Objectif : réduire les doublons, mutualiser les coûts et répondre plus vite aux appels d’offres publics européens, notamment ceux de l’ESA (Agence spatiale européenne) et de la Commission européenne.
« Cette consolidation peut permettre de réduire le retard accumulé sur les constellations de satellites à orbite basse », estime un expert du secteur. « Elle donnera aussi plus de poids à l’Europe dans les grands programmes militaires et civils. »
Le projet s’inscrit dans une vision long terme : création d’un écosystème intégré, capable d’accompagner l’essor du New Space européen, cette génération de start-up innovantes qui bouscule les modèles établis.Mais l’ambition a un prix : fusionner trois géants nationaux, chacun protégé par son gouvernement, relève d’un véritable exercice d’équilibriste.

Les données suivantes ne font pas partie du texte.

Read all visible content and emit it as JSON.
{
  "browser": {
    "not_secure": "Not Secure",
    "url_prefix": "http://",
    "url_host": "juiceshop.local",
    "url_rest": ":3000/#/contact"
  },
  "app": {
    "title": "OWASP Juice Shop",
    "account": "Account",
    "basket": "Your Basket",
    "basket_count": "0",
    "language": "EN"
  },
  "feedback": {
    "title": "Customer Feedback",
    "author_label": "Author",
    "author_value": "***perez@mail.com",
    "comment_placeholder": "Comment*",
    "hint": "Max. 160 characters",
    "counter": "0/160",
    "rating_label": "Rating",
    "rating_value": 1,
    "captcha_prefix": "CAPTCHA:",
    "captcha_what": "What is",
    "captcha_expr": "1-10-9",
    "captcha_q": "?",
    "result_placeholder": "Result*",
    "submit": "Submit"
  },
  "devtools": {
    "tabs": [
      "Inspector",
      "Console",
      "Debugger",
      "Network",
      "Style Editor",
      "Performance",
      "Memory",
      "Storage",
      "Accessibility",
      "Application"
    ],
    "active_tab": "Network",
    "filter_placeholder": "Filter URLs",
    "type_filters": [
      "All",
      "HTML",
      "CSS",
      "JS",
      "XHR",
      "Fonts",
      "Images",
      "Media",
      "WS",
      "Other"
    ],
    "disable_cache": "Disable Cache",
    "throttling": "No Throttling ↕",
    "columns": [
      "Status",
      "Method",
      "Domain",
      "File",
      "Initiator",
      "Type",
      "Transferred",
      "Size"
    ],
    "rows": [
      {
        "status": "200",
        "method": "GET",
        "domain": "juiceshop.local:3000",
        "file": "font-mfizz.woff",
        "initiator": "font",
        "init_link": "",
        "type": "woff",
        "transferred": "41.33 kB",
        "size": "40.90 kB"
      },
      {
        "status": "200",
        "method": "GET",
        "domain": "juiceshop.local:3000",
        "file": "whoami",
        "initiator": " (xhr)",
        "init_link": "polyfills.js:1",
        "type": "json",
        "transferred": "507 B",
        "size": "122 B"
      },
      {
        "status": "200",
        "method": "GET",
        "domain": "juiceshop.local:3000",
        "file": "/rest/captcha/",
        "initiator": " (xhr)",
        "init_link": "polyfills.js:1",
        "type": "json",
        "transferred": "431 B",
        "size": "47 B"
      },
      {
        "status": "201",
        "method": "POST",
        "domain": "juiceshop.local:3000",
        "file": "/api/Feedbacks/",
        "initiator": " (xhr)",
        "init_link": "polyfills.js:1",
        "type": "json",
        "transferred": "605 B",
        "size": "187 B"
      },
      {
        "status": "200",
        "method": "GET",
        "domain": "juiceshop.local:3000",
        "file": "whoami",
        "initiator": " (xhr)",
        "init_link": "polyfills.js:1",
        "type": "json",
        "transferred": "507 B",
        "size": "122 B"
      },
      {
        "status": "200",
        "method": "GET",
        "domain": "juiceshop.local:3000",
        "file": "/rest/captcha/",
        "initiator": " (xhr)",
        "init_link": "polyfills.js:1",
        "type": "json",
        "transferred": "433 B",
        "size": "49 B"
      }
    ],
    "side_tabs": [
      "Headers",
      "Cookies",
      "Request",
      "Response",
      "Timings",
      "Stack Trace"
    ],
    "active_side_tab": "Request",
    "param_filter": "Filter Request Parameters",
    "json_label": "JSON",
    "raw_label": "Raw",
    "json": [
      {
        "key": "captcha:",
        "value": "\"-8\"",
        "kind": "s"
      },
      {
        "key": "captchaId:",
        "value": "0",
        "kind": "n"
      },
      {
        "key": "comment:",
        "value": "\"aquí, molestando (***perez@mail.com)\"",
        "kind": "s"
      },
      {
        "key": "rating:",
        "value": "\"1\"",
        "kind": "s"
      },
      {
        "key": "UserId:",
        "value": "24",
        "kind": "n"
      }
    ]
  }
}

Au-delà de la compétition économique, cette alliance répond à une ambition stratégique : assurer la place de l’Europe dans la nouvelle course à l’espace.Alors que les États-Unis multiplient les lancements commerciaux et que la Chine accélère ses programmes militaires, l’Europe veut éviter le déclassement technologique.Avec ce projet, le Vieux Continent se dote enfin d’un instrument à la mesure de ses ambitions : un acteur intégré, capable de développer, fabriquer et opérer ses propres constellations, tout en soutenant ses start-up et ses PME innovantes.
Si elle se concrétise, la fusion Airbus-Thales-Leonardo pourrait symboliser un tournant : celui d’une Europe qui choisit la puissance industrielle plutôt que la dispersion technologique. Un pari audacieux, mais nécessaire pour que le ciel européen reste, aussi, une zone d’influence stratégique.